When Moses received the Ten Commandments, when Hatshepsut ruled Egypt, when the Phoenicians were developing their alphabet, The Senator was a young tree. When Jesus was born, it was nearly 1500 years old.
It was the largest pond cypress in the United States, the largest native tree in Florida, and possibly the largest tree of any sort east of the Mississippi. The oldest of its species in the United States, and one of the oldest trees in the world, it had stood for some 3500 years in what is now a small park near our home. It was even older than Te Matua Ngahere, which we travelled to the ends of the earth to see.
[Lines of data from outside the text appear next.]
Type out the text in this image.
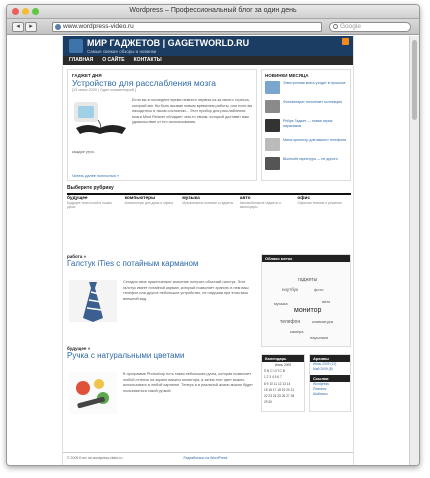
Wordpress – Профессиональный блог за один день
◂	▸	www.wordpress-video.ru	Google
МИР ГАДЖЕТОВ | GAGETWORLD.RU
Самые свежие обзоры и новинки
ГЛАВНАЯ О САЙТЕ КОНТАКТЫ
ГАДЖЕТ ДНЯ
Устройство для расслабления мозга
[13 июня 2009 | Один комментарий ]
Если вы в последнее время немного нервны из-за своего стресса, который мог бы быть вызван новым временем работы, или если вы находитесь в таком состоянии... Этот прибор для расслабления мозга Mind Relaxer обладает чем-то своим, который доставит вам удовольствие от его использования.
каждое утро.
Читать далее полностью »
НОВИНКИ МЕСЯЦА
Электронная книга уходит в прошлое
Фотоаппарат пополняет коллекцию
Philips Гаджет — новая серия наушников
Мини-проектор для вашего телефона
Bluetooth гарнитура — не дорого
Выберите рубрику
будущее
Будущее технологий в наших руках
компьютеры
Компьютеры для дома и офиса
музыка
Музыкальные новинки и гаджеты
авто
Автомобильные гаджеты и аксессуары
офис
Офисная техника и решения
работа »
Галстук iTies с потайным карманом
Сегодня свое практическое значение получил обычный галстук. Этот галстук имеет потайной карман, который позволяет хранить в нем ваш телефон или другое небольшое устройство, не нарушая при этом ваш внешний вид.
будущее »
Ручка с натуральными цветами
В программе Photoshop есть такая небольшая ручка, которая позволяет любой оттенок на экране вашего монитора, а затем этот цвет можно использовать в любой картинке. Теперь и в реальной жизни можно будет пользоваться такой ручкой.
Облако меток
гаджеты
ноутбук	фото
монитор
музыка	авто
телефон	клавиатура
камера
наушники
Календарь
Июнь 2009
П В С Ч П С В
1 2 3 4 5 6 7
8 9 10 11 12 13 14
15 16 17 18 19 20 21
22 23 24 25 26 27 28
29 30
Архивы
Июнь 2009 (12)
Май 2009 (8)
Ссылки
Wordpress
Плагины
Шаблоны
© 2009 Блог на wordpress-video.ru	Разработано на WordPress
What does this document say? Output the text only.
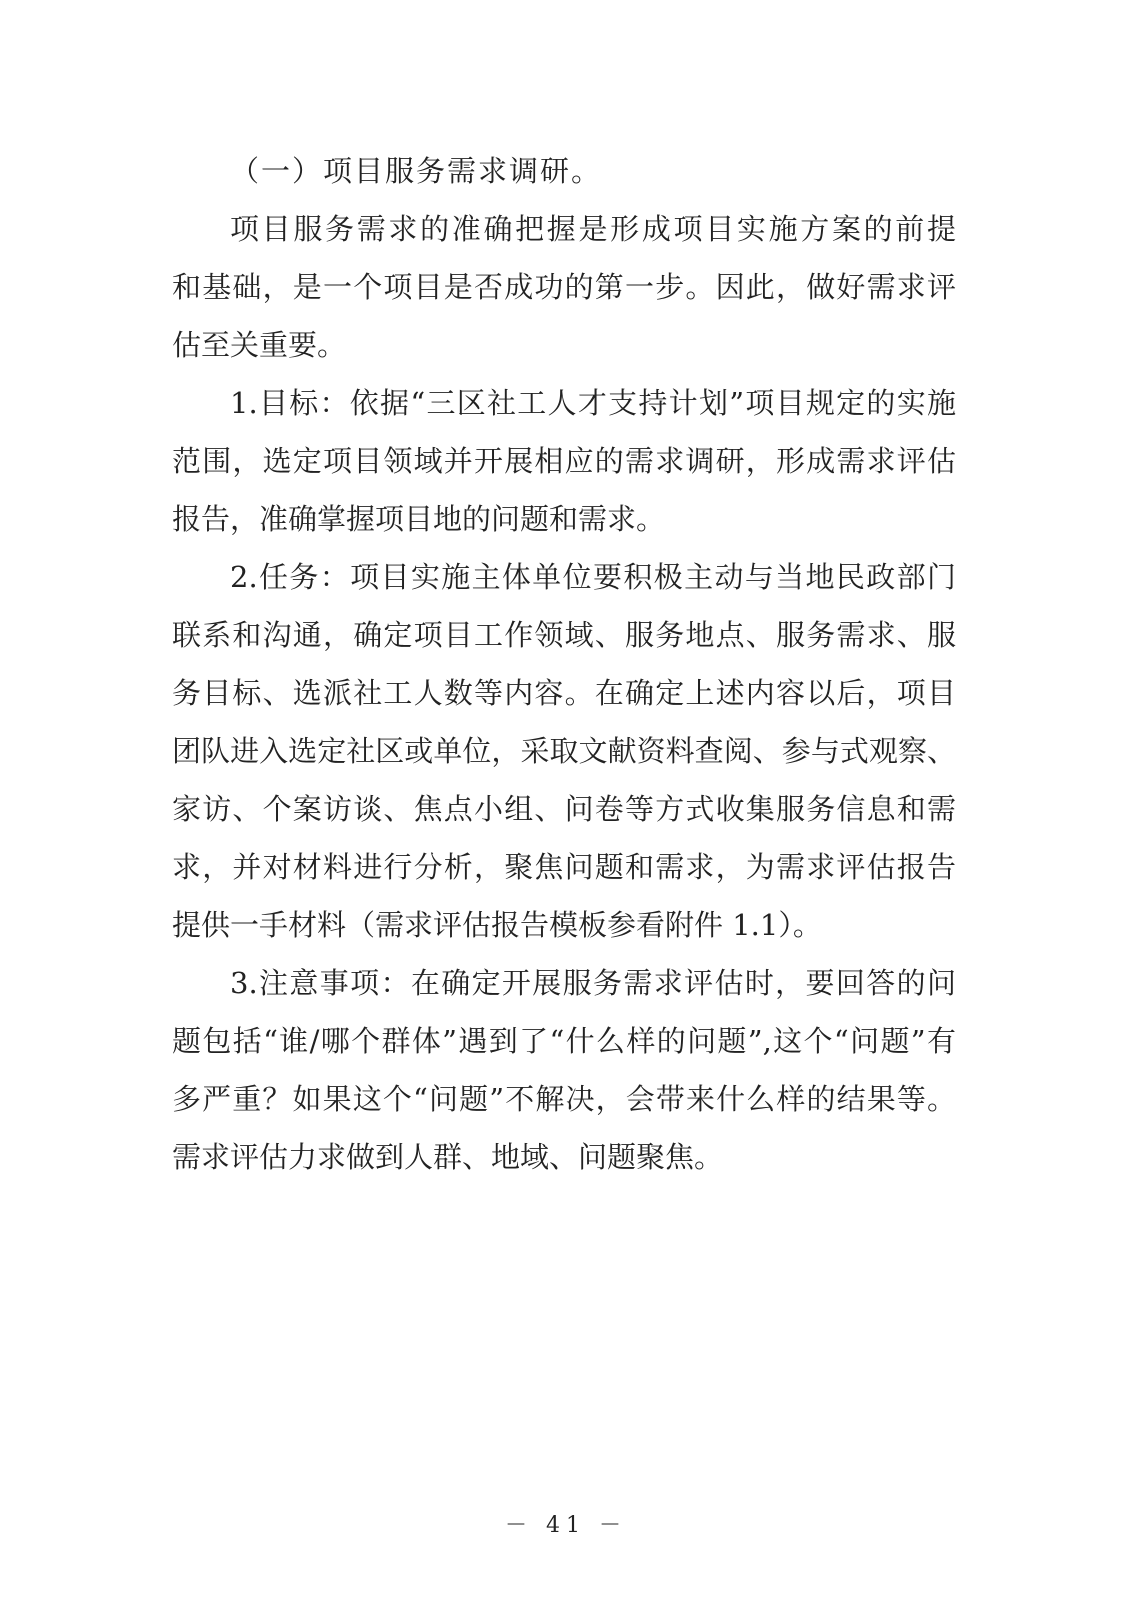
（一）项目服务需求调研。
项目服务需求的准确把握是形成项目实施方案的前提
和基础，是一个项目是否成功的第一步。因此，做好需求评
估至关重要。
1.目标：依据“三区社工人才支持计划”项目规定的实施
范围，选定项目领域并开展相应的需求调研，形成需求评估
报告，准确掌握项目地的问题和需求。
2.任务：项目实施主体单位要积极主动与当地民政部门
联系和沟通，确定项目工作领域、服务地点、服务需求、服
务目标、选派社工人数等内容。在确定上述内容以后，项目
团队进入选定社区或单位，采取文献资料查阅、参与式观察、
家访、个案访谈、焦点小组、问卷等方式收集服务信息和需
求，并对材料进行分析，聚焦问题和需求，为需求评估报告
提供一手材料（需求评估报告模板参看附件 1.1）。
3.注意事项：在确定开展服务需求评估时，要回答的问
题包括“谁/哪个群体”遇到了“什么样的问题”,这个“问题”有
多严重？如果这个“问题”不解决，会带来什么样的结果等。
需求评估力求做到人群、地域、问题聚焦。
－ 41 －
We enjoyed visiting The Senator, and would have done so more often had the park not had a reputation for some nefarious goings-on at the time our children were young. I can't access our own pictures at the moment, but there's picture in the Wikipedia article that looks much like ours, only with different people standing in front of the tree. (You might have to wait till the blackout is over to see it.)
But the tree that was 2500 years old at the time of the Norman Conquest is no more. The Senator was destroyed by fire yesterday, January 16, 2012. Officially, arson has been ruled out, but I agree with Beth Kassab's call for a more serious investigation. It is too easy to attribute the death of the elderly to natural causes. Such a venerable being deserves better.
UPDATE, February 28: Remember the "nefarious goings-on" I mentioned above? Apparently they haven't improved in the last 25 years.
A 26-year-old woman has now been arrested and charged with setting the fire that destroyed the Senator. From the Orlando Sentinel article:
[S]he told authorities she did it because she was wanted light to see the drugs she was doing ... [She] took photos of the flames with her cellphone ... She did not call the Fire Department or 911 to report the fire.